Au XIXᵉ siècle, quand l’Europe vibrait encore au rythme des grandes explorations et des rêves d’Orient, un nom résonnait dans les cercles érudits et aventuriers : celui de Xavier Brau de Saint-Pol Lias.

Moins connu du grand public que d’autres voyageurs de son temps, il incarne pourtant l’esprit d’une époque où curiosité, érudition et audace se conjuguent dans la découverte du monde
Moins connu du grand public que d’autres voyageurs de son temps, il incarne pourtant l’esprit d’une époque où curiosité, érudition et audace se conjuguent dans la découverte du monde

Ce gentilhomme français, issu d’une lignée ancienne du pays languedocien, fut à la fois marin, écrivain, ethnographe et observateur passionné de ces terres lointaines qui fascinaient le Vieux Continent : le Cambodge et l’Indochine.

Né au milieu du XIXᵉ siècle, dans cet entre-deux du romantisme et de la raison positiviste, Xavier Brau de Saint-Pol Lias grandit dans un milieu imprégné de culture et de rigueur.

L’appel de la mer, la soif d’inconnu et la fascination pour les civilisations orientales façonnèrent très tôt son destin. Il rejoignit la Marine, où il se distingua par son ardeur et sa curiosité intellectuelle. Mais au-delà des armes, c’est vers les livres et la recherche du sens des cultures qu’il orienta sa vie : explorer, comprendre, témoigner.

L’appel de l’Asie

Le tournant de son existence survient à la fin des années 1870, lorsque la France, consolidant son influence dans la péninsule indochinoise, cherche à mieux connaître les peuples et les royaumes d’Asie du Sud-Est. Saint-Pol Lias s’embarque alors dans plusieurs voyages qui le mèneront aux confins du Tonkin, du Laos, du Cambodge et de la Cochinchine française.

À travers ses écrits, notamment Le Tour du monde : voyage en Indo-Chine et dans l’Empire d’Annam et du Cambodge (1884), il livre un témoignage d’une rare sensibilité sur une région encore mystérieuse pour nombre de ses contemporains.

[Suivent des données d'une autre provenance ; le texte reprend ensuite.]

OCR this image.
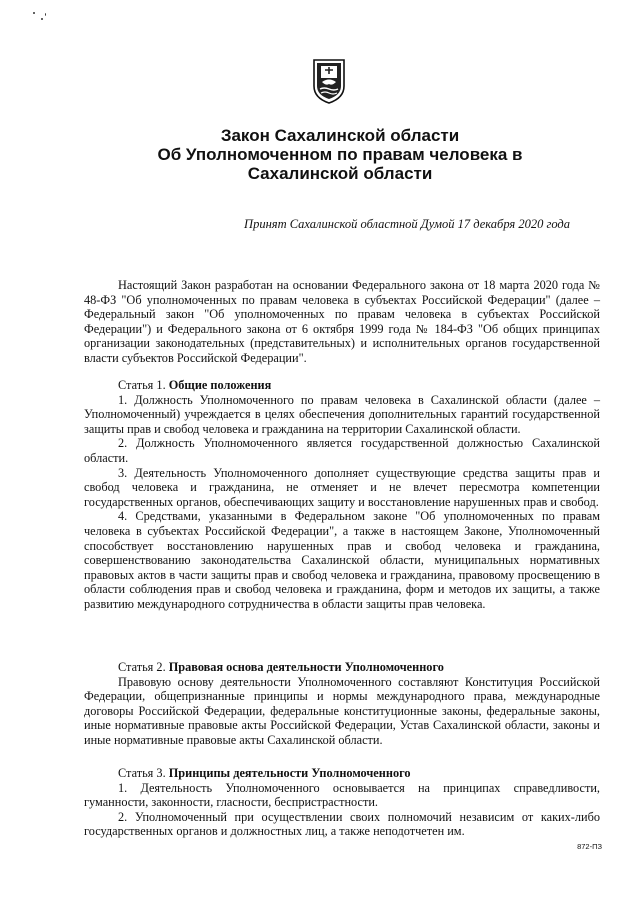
Закон Сахалинской области
Об Уполномоченном по правам человека в
Сахалинской области
Принят Сахалинской областной Думой 17 декабря 2020 года

Настоящий Закон разработан на основании Федерального закона от 18 марта 2020 года № 48-ФЗ "Об уполномоченных по правам человека в субъектах Российской Федерации" (далее – Федеральный закон "Об уполномоченных по правам человека в субъектах Российской Федерации") и Федерального закона от 6 октября 1999 года № 184-ФЗ "Об общих принципах организации законодательных (представительных) и исполнительных органов государственной власти субъектов Российской Федерации".

Статья 1. Общие положения

1. Должность Уполномоченного по правам человека в Сахалинской области (далее – Уполномоченный) учреждается в целях обеспечения дополнительных гарантий государственной защиты прав и свобод человека и гражданина на территории Сахалинской области.

2. Должность Уполномоченного является государственной должностью Сахалинской области.

3. Деятельность Уполномоченного дополняет существующие средства защиты прав и свобод человека и гражданина, не отменяет и не влечет пересмотра компетенции государственных органов, обеспечивающих защиту и восстановление нарушенных прав и свобод.

4. Средствами, указанными в Федеральном законе "Об уполномоченных по правам человека в субъектах Российской Федерации", а также в настоящем Законе, Уполномоченный способствует восстановлению нарушенных прав и свобод человека и гражданина, совершенствованию законодательства Сахалинской области, муниципальных нормативных правовых актов в части защиты прав и свобод человека и гражданина, правовому просвещению в области соблюдения прав и свобод человека и гражданина, форм и методов их защиты, а также развитию международного сотрудничества в области защиты прав человека.

Статья 2. Правовая основа деятельности Уполномоченного

Правовую основу деятельности Уполномоченного составляют Конституция Российской Федерации, общепризнанные принципы и нормы международного права, международные договоры Российской Федерации, федеральные конституционные законы, федеральные законы, иные нормативные правовые акты Российской Федерации, Устав Сахалинской области, законы и иные нормативные правовые акты Сахалинской области.

Статья 3. Принципы деятельности Уполномоченного

1. Деятельность Уполномоченного основывается на принципах справедливости, гуманности, законности, гласности, беспристрастности.

2. Уполномоченный при осуществлении своих полномочий независим от каких-либо государственных органов и должностных лиц, а также неподотчетен им.

872-ПЗ
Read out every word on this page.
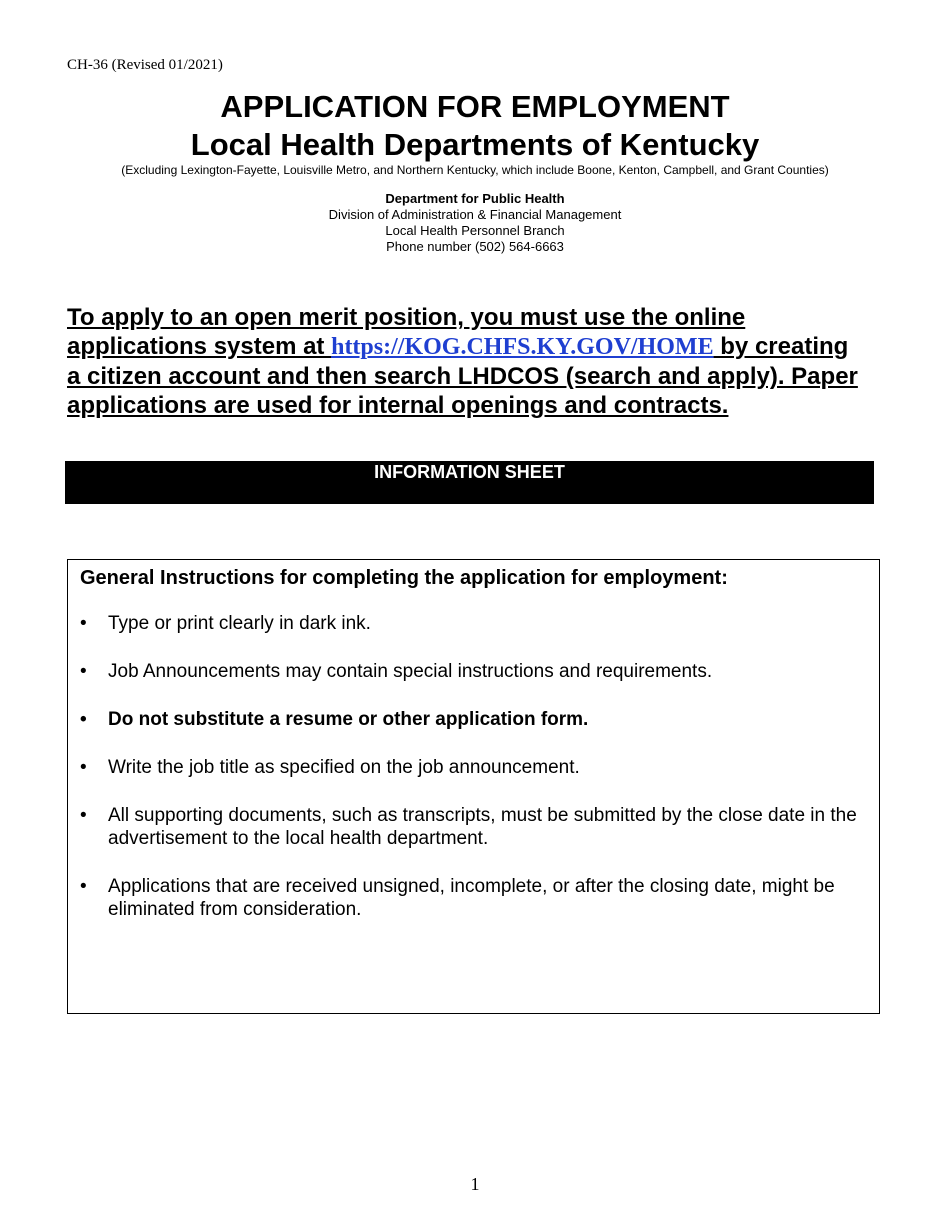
CH-36 (Revised 01/2021)
APPLICATION FOR EMPLOYMENT
Local Health Departments of Kentucky
(Excluding Lexington-Fayette, Louisville Metro, and Northern Kentucky, which include Boone, Kenton, Campbell, and Grant Counties)
Department for Public Health
Division of Administration & Financial Management
Local Health Personnel Branch
Phone number (502) 564-6663
To apply to an open merit position, you must use the online applications system at https://KOG.CHFS.KY.GOV/HOME by creating a citizen account and then search LHDCOS (search and apply). Paper applications are used for internal openings and contracts.
INFORMATION SHEET
General Instructions for completing the application for employment:
• Type or print clearly in dark ink.
• Job Announcements may contain special instructions and requirements.
• Do not substitute a resume or other application form.
• Write the job title as specified on the job announcement.
• All supporting documents, such as transcripts, must be submitted by the close date in the advertisement to the local health department.
• Applications that are received unsigned, incomplete, or after the closing date, might be eliminated from consideration.
1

Ce qui frappe dans son œuvre, c’est la justesse de son regard. Là où beaucoup d’explorateurs occidentaux se contentaient d’exotisme ou de condescendance coloniale, Saint-Pol Lias s’efforce au contraire de comprendre les hommes dans leur intimité culturelle. Sa plume, élégante et fine, traduit la rencontre – parfois douloureuse, souvent émerveillée – entre deux mondes.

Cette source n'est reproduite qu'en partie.